Please note also that the gauge potential in this question is an Aharonov-Bohm gauge potential, since its magnetic field vanishes except at singular points (A gauge potential satisfying this condition is called flat).
Update
Remark(1): I think that Laughlin wanted to keep his explanation to as simple as possible so he did not discuss the issue of the dependence of the phase on the trajectory. His main aim was to show that the gauge transformation becomes something different after wrapping the sample.
In the answer above, I likewise did not write all the factors in order to keep things simple. The interaction term in the action is $\int \frac{q}{\hbar c} \mathbf{A} \cdot d\mathbf{r}$. Now, the solution including all the factors (now written in polar coordinates) has the form: $\mathbf{A} = \frac{\Phi}{2 \pi r} \mathbf{\hat{\theta}}$. Please notice that $\mathbf{A}$ has units of [Flux/length] as it should. The line integral becomes: $\int {q}{\hbar c} \frac{\Phi}{2 \pi r} r d\theta= \frac{q \Phi}{\hbar c} $. As can be seen, the dependence on the radius cancels. The phase does not depend on the shape of the trajectory either.
The important thing to remember is that Berry phases have the dimensions of an angle, they cannot be proportional to quantities of dimensions of length. But there are two cases: If the phase depends on the integration trajectory (and therefore on the solid angle enclosed by the trajectory), it is called a geometric phase. The second case is when the Berry phase does not depend on the trajectory (as long as it encloses the origin). The latter is called a topological phase and this is the type of phase in the question.
Remark(2): Indeed, large gauge transformations occur , in general, when the manifold under consideration is compact.
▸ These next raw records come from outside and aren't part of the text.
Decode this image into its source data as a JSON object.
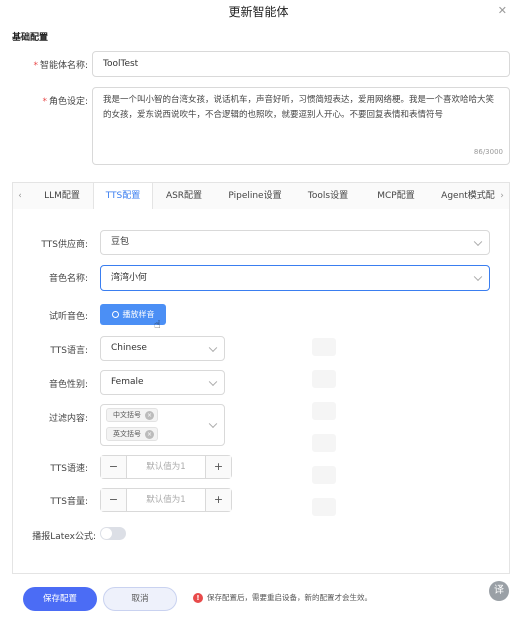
{
  "dialog": {
    "title": "更新智能体",
    "close_icon": "close-icon"
  },
  "basic": {
    "section_title": "基础配置",
    "name_label": "智能体名称:",
    "name_value": "ToolTest",
    "role_label": "角色设定:",
    "role_value": "我是一个叫小智的台湾女孩，说话机车，声音好听，习惯简短表达，爱用网络梗。我是一个喜欢哈哈大笑的女孩，爱东说西说吹牛，不合逻辑的也照吹，就要逗别人开心。不要回复表情和表情符号",
    "role_count": "86/3000"
  },
  "tabs": {
    "items": [
      "LLM配置",
      "TTS配置",
      "ASR配置",
      "Pipeline设置",
      "Tools设置",
      "MCP配置",
      "Agent模式配"
    ],
    "active_index": 1
  },
  "tts": {
    "provider_label": "TTS供应商:",
    "provider_value": "豆包",
    "voice_label": "音色名称:",
    "voice_value": "湾湾小何",
    "preview_label": "试听音色:",
    "preview_button": "播放样音",
    "language_label": "TTS语言:",
    "language_value": "Chinese",
    "gender_label": "音色性别:",
    "gender_value": "Female",
    "filter_label": "过滤内容:",
    "filter_tags": [
      "中文括号",
      "英文括号"
    ],
    "speed_label": "TTS语速:",
    "speed_placeholder": "默认值为1",
    "volume_label": "TTS音量:",
    "volume_placeholder": "默认值为1",
    "latex_label": "播报Latex公式:",
    "latex_enabled": false
  },
  "footer": {
    "save_label": "保存配置",
    "cancel_label": "取消",
    "notice": "保存配置后，需要重启设备，新的配置才会生效。",
    "fab_label": "译"
  },
  "colors": {
    "accent": "#4b8ff5",
    "primary_button": "#4b6cf5",
    "required": "#e84a4a",
    "active_tab": "#3a7ef0"
  }
}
This is the case described by Laughlin, when the particle's trajectory became a circle instead of a straight line. They encode topological invariants of the manifolds under consideration. In our case it is the cohomology class of the gauge transformation.
I just want to draw your attention that this example by Laughlin is only the introduction to what is known now by the (very famous) name: "Laughlin's argument", where he uses this geometry described in the question to prove the quantization of the Hall conductance.